Barium enema, a special contrasting liquid is flushed into the bowel via the anus and x-rays are taken.
A more specialized diagnosis of slow transit constipation involves the following:
A detailed assessment by a specialist to look for a distended abdomen with discomfort which is classic for STC.
A positive NTS or Colonic Nuclear Transit Study in which the child swallows a radioactive element and its passage is tracked especially when it moves through the intestines for up to three days.
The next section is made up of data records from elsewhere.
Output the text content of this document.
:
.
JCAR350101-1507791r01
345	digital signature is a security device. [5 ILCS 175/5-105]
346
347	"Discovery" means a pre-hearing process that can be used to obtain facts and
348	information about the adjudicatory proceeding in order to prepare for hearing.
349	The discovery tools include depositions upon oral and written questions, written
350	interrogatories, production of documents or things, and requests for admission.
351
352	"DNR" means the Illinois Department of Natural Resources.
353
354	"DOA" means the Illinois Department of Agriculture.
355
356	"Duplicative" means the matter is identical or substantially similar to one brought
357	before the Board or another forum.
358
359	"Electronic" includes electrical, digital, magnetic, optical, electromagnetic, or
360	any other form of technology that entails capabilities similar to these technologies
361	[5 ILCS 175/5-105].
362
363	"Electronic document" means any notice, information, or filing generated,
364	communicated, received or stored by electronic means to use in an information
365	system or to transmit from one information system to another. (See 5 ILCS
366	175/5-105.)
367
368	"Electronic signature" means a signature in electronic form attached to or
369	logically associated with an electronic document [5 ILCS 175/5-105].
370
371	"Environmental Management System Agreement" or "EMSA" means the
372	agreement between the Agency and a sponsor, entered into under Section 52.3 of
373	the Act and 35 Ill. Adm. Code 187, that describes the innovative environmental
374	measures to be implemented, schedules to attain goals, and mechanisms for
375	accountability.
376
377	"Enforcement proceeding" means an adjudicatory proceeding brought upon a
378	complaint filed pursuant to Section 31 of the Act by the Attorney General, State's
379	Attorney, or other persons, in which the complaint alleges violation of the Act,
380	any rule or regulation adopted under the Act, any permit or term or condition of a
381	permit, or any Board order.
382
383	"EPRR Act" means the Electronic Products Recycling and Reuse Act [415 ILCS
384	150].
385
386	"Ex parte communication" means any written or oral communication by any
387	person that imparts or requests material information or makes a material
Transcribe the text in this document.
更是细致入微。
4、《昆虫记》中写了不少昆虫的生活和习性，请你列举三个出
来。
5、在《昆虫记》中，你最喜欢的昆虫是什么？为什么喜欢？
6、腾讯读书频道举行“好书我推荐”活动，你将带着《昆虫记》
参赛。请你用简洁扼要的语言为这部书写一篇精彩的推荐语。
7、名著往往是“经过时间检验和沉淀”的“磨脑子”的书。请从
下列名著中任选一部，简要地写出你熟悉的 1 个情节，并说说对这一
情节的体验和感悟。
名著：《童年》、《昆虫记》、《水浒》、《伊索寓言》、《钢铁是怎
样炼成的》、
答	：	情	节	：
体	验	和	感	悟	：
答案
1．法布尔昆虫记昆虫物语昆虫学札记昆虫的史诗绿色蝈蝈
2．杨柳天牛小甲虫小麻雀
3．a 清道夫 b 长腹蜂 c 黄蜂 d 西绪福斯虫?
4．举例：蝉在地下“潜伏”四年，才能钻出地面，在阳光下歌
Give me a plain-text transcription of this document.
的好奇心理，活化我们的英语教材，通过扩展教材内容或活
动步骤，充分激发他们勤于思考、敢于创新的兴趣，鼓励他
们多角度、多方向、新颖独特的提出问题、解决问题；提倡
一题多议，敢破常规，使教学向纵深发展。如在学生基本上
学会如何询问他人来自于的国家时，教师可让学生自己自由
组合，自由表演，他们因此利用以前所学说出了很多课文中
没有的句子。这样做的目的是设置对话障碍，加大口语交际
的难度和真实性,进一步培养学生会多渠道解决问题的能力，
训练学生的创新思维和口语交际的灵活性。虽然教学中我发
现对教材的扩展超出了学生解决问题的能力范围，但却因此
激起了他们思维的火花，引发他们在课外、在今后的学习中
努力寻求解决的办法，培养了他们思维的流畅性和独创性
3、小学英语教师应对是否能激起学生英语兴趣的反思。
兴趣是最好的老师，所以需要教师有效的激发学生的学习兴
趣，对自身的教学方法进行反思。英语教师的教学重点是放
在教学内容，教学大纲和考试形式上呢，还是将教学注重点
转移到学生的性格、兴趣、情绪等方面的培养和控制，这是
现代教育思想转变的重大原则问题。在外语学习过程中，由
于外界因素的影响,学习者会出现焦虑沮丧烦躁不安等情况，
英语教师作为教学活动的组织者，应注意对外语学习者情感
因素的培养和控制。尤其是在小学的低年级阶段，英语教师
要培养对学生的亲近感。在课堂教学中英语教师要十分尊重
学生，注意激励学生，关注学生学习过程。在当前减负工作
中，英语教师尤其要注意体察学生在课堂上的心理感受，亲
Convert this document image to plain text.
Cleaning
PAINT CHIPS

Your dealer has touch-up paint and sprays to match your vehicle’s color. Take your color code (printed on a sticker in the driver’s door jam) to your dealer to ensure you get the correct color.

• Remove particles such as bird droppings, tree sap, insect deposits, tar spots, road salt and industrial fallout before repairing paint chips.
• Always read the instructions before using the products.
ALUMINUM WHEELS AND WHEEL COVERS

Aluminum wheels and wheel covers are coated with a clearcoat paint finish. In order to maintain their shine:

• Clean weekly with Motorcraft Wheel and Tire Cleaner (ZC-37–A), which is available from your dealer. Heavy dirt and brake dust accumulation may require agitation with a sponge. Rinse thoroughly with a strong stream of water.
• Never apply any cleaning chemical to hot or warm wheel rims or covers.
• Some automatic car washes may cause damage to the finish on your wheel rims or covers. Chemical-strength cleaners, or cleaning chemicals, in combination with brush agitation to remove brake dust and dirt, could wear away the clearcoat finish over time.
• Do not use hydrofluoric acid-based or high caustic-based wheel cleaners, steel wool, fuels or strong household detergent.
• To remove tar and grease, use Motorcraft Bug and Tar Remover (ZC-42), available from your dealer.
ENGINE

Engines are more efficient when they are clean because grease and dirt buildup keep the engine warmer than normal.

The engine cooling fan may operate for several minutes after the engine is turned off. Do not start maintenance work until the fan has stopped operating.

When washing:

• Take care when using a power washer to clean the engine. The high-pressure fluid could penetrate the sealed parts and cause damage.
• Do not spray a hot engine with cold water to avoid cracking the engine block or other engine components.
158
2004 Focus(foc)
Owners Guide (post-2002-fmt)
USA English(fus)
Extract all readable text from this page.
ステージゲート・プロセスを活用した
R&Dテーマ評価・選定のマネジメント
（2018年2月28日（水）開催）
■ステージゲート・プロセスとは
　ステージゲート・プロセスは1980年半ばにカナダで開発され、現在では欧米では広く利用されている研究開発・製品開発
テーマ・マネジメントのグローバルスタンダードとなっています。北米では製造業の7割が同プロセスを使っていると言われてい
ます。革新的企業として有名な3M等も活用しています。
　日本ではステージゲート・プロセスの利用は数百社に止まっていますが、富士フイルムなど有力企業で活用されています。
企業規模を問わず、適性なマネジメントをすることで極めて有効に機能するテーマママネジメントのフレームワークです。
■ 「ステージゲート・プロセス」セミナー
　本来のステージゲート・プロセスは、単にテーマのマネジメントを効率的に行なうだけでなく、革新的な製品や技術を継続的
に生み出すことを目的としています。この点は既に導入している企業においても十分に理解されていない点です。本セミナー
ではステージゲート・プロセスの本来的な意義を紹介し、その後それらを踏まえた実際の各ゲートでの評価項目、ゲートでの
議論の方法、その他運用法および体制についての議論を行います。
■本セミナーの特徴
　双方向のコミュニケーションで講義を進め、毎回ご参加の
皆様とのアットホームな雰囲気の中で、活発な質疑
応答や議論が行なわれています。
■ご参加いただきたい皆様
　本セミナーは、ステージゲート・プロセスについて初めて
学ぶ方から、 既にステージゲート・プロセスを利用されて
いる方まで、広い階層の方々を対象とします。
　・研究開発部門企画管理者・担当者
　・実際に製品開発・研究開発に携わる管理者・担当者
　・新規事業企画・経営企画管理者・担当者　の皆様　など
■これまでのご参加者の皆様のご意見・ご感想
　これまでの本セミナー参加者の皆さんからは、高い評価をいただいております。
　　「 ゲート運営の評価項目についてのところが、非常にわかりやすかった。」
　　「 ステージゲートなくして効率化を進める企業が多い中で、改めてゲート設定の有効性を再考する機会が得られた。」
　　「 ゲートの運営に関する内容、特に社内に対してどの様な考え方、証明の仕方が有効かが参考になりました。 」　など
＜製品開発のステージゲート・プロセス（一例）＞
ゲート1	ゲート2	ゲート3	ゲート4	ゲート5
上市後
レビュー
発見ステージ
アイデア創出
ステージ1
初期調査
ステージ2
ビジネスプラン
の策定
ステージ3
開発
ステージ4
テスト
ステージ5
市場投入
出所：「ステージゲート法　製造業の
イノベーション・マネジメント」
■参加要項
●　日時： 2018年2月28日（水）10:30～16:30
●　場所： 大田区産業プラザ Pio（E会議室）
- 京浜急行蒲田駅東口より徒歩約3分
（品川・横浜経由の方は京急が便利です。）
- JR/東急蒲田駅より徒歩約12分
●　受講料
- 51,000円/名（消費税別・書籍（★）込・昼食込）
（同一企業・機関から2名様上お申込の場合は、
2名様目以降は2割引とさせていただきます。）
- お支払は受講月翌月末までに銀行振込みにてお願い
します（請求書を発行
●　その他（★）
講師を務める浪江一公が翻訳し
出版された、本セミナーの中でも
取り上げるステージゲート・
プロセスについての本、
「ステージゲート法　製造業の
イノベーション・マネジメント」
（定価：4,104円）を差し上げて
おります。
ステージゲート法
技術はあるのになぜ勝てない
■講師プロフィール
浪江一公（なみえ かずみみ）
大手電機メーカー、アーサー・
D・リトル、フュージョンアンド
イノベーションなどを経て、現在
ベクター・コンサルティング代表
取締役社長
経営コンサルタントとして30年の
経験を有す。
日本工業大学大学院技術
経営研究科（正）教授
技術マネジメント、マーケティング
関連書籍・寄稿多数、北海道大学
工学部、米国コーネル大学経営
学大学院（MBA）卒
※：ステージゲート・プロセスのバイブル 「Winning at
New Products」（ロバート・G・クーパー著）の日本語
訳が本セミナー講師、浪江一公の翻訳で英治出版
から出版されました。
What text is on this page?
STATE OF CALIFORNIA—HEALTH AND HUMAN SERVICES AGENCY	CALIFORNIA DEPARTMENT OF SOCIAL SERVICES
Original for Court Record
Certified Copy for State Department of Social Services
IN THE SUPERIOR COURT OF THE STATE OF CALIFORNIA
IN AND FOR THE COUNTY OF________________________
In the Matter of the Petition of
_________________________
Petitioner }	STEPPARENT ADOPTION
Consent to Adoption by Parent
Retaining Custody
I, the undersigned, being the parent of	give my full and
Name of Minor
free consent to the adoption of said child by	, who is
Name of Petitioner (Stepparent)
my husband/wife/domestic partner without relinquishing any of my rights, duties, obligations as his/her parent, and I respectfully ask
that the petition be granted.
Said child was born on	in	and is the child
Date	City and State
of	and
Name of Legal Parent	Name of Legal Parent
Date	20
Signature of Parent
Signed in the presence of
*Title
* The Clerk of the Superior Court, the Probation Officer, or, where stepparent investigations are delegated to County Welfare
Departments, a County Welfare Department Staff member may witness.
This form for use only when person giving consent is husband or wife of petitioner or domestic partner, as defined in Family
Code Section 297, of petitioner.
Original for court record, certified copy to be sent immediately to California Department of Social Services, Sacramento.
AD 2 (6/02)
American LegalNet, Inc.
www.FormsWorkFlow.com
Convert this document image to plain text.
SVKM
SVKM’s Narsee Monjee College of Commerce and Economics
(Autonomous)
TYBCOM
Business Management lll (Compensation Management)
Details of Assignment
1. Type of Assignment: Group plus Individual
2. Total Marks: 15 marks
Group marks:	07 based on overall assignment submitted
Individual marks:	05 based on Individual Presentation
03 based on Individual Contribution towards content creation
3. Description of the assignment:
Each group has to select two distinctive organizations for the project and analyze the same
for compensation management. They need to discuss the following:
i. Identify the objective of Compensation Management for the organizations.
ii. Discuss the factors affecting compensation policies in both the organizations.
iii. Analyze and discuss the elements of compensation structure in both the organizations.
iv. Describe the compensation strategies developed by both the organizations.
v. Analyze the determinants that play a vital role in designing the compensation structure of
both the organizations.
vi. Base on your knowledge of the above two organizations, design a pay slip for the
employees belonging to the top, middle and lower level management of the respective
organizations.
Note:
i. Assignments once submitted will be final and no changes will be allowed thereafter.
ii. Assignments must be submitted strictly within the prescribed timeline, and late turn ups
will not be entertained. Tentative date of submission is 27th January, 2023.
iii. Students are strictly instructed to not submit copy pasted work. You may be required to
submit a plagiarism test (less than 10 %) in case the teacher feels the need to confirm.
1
Laparoscopic biopsy – A small nick is made on the abdomen at three spots and tissue samples are taken of the bowel to look for any abnormalities in the muscle and nerves which may be causing STC.
It is very important and crucial to exclude other similar disorders which can mislead the treatment. For example, short-segment Hirschsprung’s disease can be excluded by taking a full-thickness rectal biopsy. A real-time x-ray taken during defecation will help suggest which condition is actually responsible for the constipation.
Treatment Of Slow Transit Constipation
Slow transit constipation can be controlled and the treatment options are following:
Medical management. Medications to improve bowel motility can be given to patients suffering from Slow transit constipation. Stimulant laxatives such a bisacodyl are considered first-line therapy. This can be combined with an osmotic laxative such as lactulose. There is no evidence to suggest that chronic use of such laxatives is harmful. Periodic use of bowel preparation solutions such as polyethylene glycol (Glycoprep®) may be needed.
Surgery. Surgery for treating slow transit constipation is a last resort. Surgery is indicated only in severe cases of Slow transit constipation that have failed other management options. The surgical options include:
Sacral nerve stimulator resulting in alteration of the nervous system of the colon.
Chait tube caecostomy which permits both decompression for the bloated colon (megacolon) and also allows for washout of the colon with water and antegrade enemas.
However, it is not always possible to treat slow transit constipation with surgery as too much of bowel may be affected.
Biofeedback. This is the most effective type of treatment option for slow transit constipation. This is a risk-free approach and has been very effective in the patients with slow transit constipation. The uncontrolled defecation is due to poor coordination between pelvic floor muscles and the abdominal muscles to eliminate stools from the body. This therapy teaches coordination of abdominal and pelvic muscles, and proper positioning which encourages evacuation. It also helps you form practices to promote regularity. Several trials have shown that this approach is not only efficacious but is superior to other treatment methods of slow transit constipation.